Nancy and Gordon VanderVelde, St. Henry, took their daughter Diana to meet St. Nick at the shrine last year. Nancy VanderVelde, originally from Fort Wayne, celebrated the holiday as a child; her husband, originally from Michigan, did not.
Nancy VanderVelde has continued her family tradition of leaving shoes outside their bedroom doors. She also has taught her daughter the two separate people of St. Nick and Santa and has incorporated the traditions of her native country.

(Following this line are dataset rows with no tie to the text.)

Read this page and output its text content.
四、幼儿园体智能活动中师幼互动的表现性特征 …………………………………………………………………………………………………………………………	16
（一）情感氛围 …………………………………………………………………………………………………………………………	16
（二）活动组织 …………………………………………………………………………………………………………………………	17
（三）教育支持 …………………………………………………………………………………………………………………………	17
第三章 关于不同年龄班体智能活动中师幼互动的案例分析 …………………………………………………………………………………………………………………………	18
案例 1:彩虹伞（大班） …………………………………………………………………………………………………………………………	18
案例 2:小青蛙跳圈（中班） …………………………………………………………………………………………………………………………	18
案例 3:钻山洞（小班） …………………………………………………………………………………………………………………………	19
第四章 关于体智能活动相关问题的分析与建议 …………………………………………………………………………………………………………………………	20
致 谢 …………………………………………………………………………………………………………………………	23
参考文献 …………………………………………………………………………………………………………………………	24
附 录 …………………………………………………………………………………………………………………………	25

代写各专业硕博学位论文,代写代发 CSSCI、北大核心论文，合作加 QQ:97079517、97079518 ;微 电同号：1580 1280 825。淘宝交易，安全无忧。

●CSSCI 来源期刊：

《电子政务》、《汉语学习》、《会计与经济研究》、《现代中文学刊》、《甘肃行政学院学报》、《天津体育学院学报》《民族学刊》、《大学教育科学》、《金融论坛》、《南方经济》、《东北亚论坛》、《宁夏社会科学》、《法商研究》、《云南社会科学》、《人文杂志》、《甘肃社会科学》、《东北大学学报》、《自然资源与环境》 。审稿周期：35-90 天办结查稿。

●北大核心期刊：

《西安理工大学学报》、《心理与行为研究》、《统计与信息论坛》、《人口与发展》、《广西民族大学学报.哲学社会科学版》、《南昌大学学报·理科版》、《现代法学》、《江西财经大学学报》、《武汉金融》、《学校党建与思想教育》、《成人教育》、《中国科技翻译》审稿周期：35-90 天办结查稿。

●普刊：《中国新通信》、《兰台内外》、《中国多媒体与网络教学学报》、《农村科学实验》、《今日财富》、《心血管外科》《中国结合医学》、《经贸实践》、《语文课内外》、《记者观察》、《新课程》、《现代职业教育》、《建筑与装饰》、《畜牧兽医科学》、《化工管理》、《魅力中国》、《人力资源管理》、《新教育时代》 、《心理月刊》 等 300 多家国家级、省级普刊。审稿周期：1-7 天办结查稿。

"Our daughter is adopted from Russia, and St. Nick is called Father Frost there and he dresses in blue," she said. "All the different traditions and different names for him in different countries is amazing."
Along with being the patron saint of children, St. Nicholas is the patron saint of sailors, merchants, archers and even thieves and pawn brokers.
"I think it's fun, but we don't usually include that tradition when talking to kids," McGuire said. "There really are some wonderful traditions that stem from St. Nick's generosity ... I think the more long standing a tradition, the more interesting it becomes and the more important it is to keep that tradition alive."